The overall efficacy and safety of darbepoetin alfa for the treatment of Chinese renal anemia patients undergoing hemodialysis are consistent with those of epoetin alfa.

摘要

背景

本研究旨在探讨在中国接受血液透析的慢性肾衰竭贫血患者中,使用达比加群酯注射液替代依泊汀α注射液(重组人促红细胞生成素注射液,rHuEPO)治疗贫血的临床疗效和安全性。

方法

本研究为多中心、随机、开放标签、组间平行对照的III期非劣效性试验,于2013年4月19日至2014年9月9日在25个地点进行。在本研究中,达比加群酯组的成员每周或每两周静脉注射一次。对照药物依泊汀α组的成员每周静脉注射两到三次。所有受试者在8周的基线期内接受依泊汀α给药。之后,受试者被随机分配到达比加群酯组或依泊汀α组。在两种治疗之间测试从基线到评估期结束时平均血红蛋白浓度变化的非劣效性(非劣效性阈值:-1.0 g/dl)。还评估了随时间变化的血红蛋白(Hb)浓度和目标Hb浓度的维持率(Hb浓度在10.0至12.0 g/dl之间的受试者比例)。进一步分析了铁代谢,包括血清铁、总铁结合力、铁蛋白、转铁蛋白饱和度的变化以及治疗期间两组之间剂量调整的比较。还观察和比较了不良事件(AE),并分析了两个治疗组之间的安全性。还讨论了从依泊汀α转换为达比加群酯的转换率。使用SAS®软件版本9.2进行所有统计分析。描述性统计用于所有疗效、安全性和人口统计学变量分析,包括主要疗效指标。

结果

本研究共纳入466例患者,最终384例患者进行了安全性分析,其中达比加群酯组267例,依泊汀α组117例。符合方案集有211例,其中达比加群酯组152例,依泊汀α组59例。从基线到评估期结束时,达比加群酯组和依泊汀α组的平均血红蛋白浓度变化分别为-0.07和-0.15 g/dl。
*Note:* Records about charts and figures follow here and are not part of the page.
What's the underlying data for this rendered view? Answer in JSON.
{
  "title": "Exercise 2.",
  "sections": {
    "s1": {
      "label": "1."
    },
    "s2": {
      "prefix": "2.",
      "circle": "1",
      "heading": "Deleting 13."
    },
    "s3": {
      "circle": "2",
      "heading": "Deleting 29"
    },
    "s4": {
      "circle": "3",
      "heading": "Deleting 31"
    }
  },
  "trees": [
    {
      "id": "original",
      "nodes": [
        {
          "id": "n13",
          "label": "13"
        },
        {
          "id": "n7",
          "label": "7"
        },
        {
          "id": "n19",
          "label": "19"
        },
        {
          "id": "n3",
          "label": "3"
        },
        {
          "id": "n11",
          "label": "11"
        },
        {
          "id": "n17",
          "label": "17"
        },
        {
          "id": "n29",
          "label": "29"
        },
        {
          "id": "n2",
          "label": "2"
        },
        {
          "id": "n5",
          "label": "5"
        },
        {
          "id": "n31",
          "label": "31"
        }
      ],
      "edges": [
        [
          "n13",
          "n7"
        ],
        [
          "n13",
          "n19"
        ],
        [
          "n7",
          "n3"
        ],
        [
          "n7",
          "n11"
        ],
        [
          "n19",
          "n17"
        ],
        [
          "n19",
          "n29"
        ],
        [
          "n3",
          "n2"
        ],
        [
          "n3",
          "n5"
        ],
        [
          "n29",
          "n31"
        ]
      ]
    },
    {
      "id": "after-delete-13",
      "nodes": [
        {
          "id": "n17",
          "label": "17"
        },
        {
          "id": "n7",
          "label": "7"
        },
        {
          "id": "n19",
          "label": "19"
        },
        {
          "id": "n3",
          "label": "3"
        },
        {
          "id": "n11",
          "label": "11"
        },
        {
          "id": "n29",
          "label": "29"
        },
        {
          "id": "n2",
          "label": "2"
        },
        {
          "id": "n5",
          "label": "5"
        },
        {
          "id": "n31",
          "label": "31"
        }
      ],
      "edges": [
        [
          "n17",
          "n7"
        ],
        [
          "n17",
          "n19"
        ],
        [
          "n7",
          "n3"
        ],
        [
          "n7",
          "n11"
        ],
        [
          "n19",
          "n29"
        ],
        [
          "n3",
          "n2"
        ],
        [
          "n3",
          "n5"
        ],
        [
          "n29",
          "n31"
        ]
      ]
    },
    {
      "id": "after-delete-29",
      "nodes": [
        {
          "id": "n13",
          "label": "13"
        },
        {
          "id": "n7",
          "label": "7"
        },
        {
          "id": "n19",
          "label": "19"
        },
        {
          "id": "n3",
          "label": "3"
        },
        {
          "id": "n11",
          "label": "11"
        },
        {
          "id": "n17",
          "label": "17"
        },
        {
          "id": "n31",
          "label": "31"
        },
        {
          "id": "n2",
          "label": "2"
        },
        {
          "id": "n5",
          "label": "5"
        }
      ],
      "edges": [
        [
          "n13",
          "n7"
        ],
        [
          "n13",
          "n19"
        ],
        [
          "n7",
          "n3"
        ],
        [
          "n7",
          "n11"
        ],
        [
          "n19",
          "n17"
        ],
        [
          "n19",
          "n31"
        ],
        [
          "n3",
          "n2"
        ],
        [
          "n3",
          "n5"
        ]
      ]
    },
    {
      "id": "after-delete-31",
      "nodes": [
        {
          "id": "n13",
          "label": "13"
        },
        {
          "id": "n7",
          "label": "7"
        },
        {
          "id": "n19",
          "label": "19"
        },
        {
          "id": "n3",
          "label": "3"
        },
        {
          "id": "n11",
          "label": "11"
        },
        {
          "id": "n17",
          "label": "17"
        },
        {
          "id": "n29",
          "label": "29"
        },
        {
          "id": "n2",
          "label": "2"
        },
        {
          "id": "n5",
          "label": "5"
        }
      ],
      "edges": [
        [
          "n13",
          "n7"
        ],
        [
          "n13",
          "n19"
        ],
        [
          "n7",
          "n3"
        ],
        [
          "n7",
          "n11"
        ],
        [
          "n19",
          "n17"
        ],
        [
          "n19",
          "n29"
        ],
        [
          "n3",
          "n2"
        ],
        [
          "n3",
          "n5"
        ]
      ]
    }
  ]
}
两组之间的差异为0.08 g/dl(95%置信区间[CI]:-0.22至0.39),95%CI的下限为-0.22>-1.0 g/dl。在第0至28周的研究期间,两组的平均血红蛋白浓度分别为10.88-11.43 g/dl(达比加群酯)和10.91-11.38 g/dl(依泊汀α),达比加群酯组和依泊汀α组的目标血红蛋白浓度维持率分别在71%-87%和78%-95%之间。在两组比较期间,达比加群酯组的AE发生率为61.42%,而依泊汀α组为56.41%。研究中的所有不良事件和反应均为血液透析常见事件。

结论

达比加群酯治疗中国血液透析肾性贫血患者的总体疗效和安全性与依泊汀α一致。